ナイトプール(※18禁)・4


「んっ、んっ……」
 あれだけ周囲の目を気にしていたのが嘘のように、カイジは乱れていた。
 アカギとカイジのすぐ側では、全裸の女がバックでガツガツと犯されながら甘い声をあげているというのに、それすら目にも耳にも入らないようだ。
 アカギの指がいいところを掠めるたび、カイジは面白いほど敏感に体を引き攣らせ、その度にプールの水がちゃぷんと跳ねる。
 飽かずにずっとその反応を眺め続けていたアカギだったが、やがてカイジの呼吸が切迫してくると、ずるりと指を引き抜いた。
「んっ、く……」
「カイジさん、後ろ向いて」
 耳を甘く噛みながら囁くと、カイジは怯えたようにビクッとする。
 ひどく困ったように眉を下げ、涙の膜の張った目でなにかを訴えようとしてくるカイジを、アカギは無言であしらう。
 すると、カイジは弱った犬みたいな呻き声をあげながら、のろのろとアカギに背を向けた。

 プールの壁に手をつき、アカギに尻を突き出す格好になったカイジ。
 羞恥のためかその体は小刻みに震えており、俯いたまま頑なにアカギを振り返ろうとはしない。

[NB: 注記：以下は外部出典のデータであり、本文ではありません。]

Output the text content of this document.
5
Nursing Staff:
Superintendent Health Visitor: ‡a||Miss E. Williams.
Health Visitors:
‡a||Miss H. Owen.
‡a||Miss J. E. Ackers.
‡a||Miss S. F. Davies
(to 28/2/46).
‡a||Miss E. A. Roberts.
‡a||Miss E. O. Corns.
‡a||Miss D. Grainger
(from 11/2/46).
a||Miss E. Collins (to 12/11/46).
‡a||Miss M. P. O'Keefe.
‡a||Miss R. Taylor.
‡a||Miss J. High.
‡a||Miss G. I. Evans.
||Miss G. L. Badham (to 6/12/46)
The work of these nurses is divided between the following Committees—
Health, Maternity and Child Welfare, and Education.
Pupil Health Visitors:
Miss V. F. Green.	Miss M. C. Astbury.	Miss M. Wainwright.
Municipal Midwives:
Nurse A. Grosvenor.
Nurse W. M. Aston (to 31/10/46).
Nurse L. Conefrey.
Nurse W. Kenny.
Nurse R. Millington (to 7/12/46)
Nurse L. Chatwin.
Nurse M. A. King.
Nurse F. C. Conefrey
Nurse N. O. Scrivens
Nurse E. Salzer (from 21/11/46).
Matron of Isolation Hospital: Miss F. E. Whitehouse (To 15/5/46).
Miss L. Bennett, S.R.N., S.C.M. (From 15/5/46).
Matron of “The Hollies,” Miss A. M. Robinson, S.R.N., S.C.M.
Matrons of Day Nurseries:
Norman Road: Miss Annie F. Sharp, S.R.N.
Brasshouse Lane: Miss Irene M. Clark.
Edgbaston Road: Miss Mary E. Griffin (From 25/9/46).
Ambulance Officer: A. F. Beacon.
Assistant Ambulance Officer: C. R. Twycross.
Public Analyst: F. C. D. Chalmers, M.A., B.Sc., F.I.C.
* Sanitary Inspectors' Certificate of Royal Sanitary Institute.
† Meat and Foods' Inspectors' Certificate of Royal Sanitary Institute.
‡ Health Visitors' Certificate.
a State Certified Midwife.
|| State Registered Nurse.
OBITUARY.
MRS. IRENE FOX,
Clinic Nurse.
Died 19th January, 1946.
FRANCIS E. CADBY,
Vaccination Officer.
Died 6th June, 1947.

 その様子に嗜虐心を刺激され、アカギは水の中で硬くなった自身を取り出すと、カイジの腰を掴んだ。
 黒い水着の上から、怒張を尻の割れ目に押しつけると、カイジの背がピクリと反応する。
「あ、アカ、ギ……っ」
 困惑したような声を無視し、先端を尻穴にめり込ませる。
 水着ごしなので、もちろんほんの少ししか入らない。
 そのまま、水着の上からピストンを続けていると、カイジの息が荒くなってくる。
「アカギ……っ」
 もどかしげに名を呼んで、ついにカイジは振り返った。
 真っ赤に上気した頬に、うっすらと誘うように開いた唇。
 濡れた黒い前髪から覗く、物欲しげに潤んだ瞳。
 ほとんど堕ちかかっているその表情にクスリと笑い、アカギはカイジにとどめを刺す。
「ほら……してほしいことがあるなら、言ってみな……」
 ほんの先っぽだけの抽送は止めぬまま、アカギが低く囁けば、黒い瞳をいっそう潤ませながらも、カイジは戦慄く唇で言葉を紡ぐ。
「お前の……挿れてほしい……っ」
「オレのなにを、どこに挿れてほしいの?」
「ッ……」
 眦を赤く染め、責めるようにアカギを睨むカイジ。
 だが、アカギはそんなものどこ吹く風といった調子で、
「ほら……早く……」
 焦らすように腰を押しつけながらカイジを促す。
 羞恥に気が遠くなりつつも、快楽に弱いカイジはもどかしさに耐えきれず、結局はアカギの望む言葉を口にしてしまう。
「お前の、ちんぽ……、オレの、ケツに、挿れてほしい……」
「そう。挿れるだけでいいの?」
「うぅ……っ」
 容赦なく男の矜持を踏み躙ろうとする残酷さに泣きそうになりながら、カイジは震える声に自らのふしだらな欲望を乗せる。
「お前の、ちんぽで……っ、オレのケツん中めちゃくちゃに突いて、き、きもちよくして……くれ……っ」
 言い切った瞬間に頬を伝った涙は、きっと悔し涙なのだろう。
 肉体の快楽の前に陥落してしまった憐れな恋人の姿に、アカギは薄い唇を舐める。
 その獰猛な表情は、まるで獲物を喰らおうと舌舐めずりする悪魔のようだった。